Palliative care is not only for people who are at the end of their life. This video shows how early access to palliative care can offer physical, emotional, social and spiritual support for people with cancer at any stage.
I have been in palliative care for over a year now. Great people. Very responsive.
We chat regularly, like therapy in person. It's been nice. They also have coordinated my at home care with my home hydration and have gotten me extra scans and such.
My pall doc has also signed off on my MAID application.
I have only done so well emotionally because I had these people supporting me.
Its also good to inform people that you can still get chemo/radiation while in palliative care. You don't lose your regular team, you just add.
Thank you so much for sharing on a personal level how much it has helped you! IT is so important for others to hear firsthand experience.
I just wanted to say I have followed your experience since the beginning when you first joined. You have come a long way when it comes to quality of life and symptom management. Would you agree? I'm so impressed with how you have pushed through and been so candid here always jumping in to help.
Thanks for being a strong voice in our community, You are so appreciated!
@Lacey_Moderator, thank you very much! That sentence, “Palliative care may help people live longer”, is a very important message. I did not know this when I started palliative treatments.
The first time I was told I was going to be given palliative treatments, I was angry. (Not a “Why me?” type of anger.
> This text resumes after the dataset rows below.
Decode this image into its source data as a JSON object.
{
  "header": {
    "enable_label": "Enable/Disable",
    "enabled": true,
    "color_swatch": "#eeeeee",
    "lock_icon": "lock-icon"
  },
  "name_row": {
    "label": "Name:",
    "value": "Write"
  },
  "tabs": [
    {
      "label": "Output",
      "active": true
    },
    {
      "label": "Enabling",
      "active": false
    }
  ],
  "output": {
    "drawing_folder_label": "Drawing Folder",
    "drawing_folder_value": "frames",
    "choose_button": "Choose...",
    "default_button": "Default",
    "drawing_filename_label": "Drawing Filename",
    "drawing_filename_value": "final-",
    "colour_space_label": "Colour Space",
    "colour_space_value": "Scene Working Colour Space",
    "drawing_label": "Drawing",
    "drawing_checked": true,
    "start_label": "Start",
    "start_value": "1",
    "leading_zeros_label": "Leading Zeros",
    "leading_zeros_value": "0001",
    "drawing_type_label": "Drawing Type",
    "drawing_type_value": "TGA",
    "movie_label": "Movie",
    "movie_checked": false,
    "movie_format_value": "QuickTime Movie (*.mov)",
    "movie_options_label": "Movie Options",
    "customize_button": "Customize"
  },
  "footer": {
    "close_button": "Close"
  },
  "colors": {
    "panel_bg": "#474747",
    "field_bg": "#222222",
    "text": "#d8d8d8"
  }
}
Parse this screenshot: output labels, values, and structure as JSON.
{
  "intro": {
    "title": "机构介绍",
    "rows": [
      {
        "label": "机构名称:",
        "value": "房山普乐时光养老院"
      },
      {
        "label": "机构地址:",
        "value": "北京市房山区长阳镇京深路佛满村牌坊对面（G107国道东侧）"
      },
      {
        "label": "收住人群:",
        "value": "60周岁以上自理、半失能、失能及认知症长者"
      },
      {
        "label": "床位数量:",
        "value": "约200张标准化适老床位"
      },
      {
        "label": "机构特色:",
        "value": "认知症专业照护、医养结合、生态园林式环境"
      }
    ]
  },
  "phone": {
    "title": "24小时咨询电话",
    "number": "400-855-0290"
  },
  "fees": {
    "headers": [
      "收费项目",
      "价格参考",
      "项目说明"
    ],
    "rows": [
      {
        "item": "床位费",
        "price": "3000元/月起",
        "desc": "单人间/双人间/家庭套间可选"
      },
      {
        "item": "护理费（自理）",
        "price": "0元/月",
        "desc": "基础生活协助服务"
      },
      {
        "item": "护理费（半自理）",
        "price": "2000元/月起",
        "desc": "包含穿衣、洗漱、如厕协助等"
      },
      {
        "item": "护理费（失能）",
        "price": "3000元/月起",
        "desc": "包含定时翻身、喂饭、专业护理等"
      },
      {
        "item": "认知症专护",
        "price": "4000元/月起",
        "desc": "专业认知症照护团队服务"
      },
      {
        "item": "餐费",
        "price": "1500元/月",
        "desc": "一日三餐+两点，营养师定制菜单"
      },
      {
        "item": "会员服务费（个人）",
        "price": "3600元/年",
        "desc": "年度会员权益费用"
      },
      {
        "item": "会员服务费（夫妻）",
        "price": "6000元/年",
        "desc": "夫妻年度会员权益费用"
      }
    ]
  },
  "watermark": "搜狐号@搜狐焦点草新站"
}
Why not me? Why anyone?) I was angry because I only knew about palliative care in the context of end-of-life care. My level of independence, mobility and activity was on the opposite end of the spectrum of people I used to work with in palliative care so I was confused as to why ”palliative care“ was being used in reference to my case. The oncologist didn’t have any answers to my questions and there was never any mention of a palliative care team.
This video informs people that the scope of palliative care has expanded. Thank you to you and everyone who created the video.
I think anytime we do treatment that does not have a curative intent then its called palliative treatment. I did palliative chemo and palliative radiation. A hail Mary.
Palliative care they assign you a doctor (outside of your cancer doctors). This doctor you will meet regular and as often as you need. They check your pain levels, if you need anything at home, like home care nurses or assisted devices (they make the referral).
My palliative doctor coordinates my care. Avoids overlapping orders to other people and less confusion on timelines (example how long home care).
My palliative doctor has been much more than this thou. She is a great lady. So my oncologist said I could wait for my next upcoming scan to investigate a new pain, he said we had time to wait. My palliative doctor got me in right away. For peace of mind. She's a firm believer in quality of life and mental health. She also got me an extra doppler scan. She has also been my therapy for the past year.
Palliative care doctor is only a call away, they call you back same day. The follow up is great, very responsive.
I wish everyone had a palliative doctor. Its a great place to be. Ok so not great to be referred to palliative care, but if you need they are the best.
@Lacey_Moderator I was pleased to see this very important topic posted. After my l last surgery both my oncologist informed me that the surgery was not a home run. It was during this conversation that I first heard the term palliative care, which felt like a punch in the gut. I have since learned much more about what is meant by palliative care. My wife and I have already made the important connections through my current home nursing.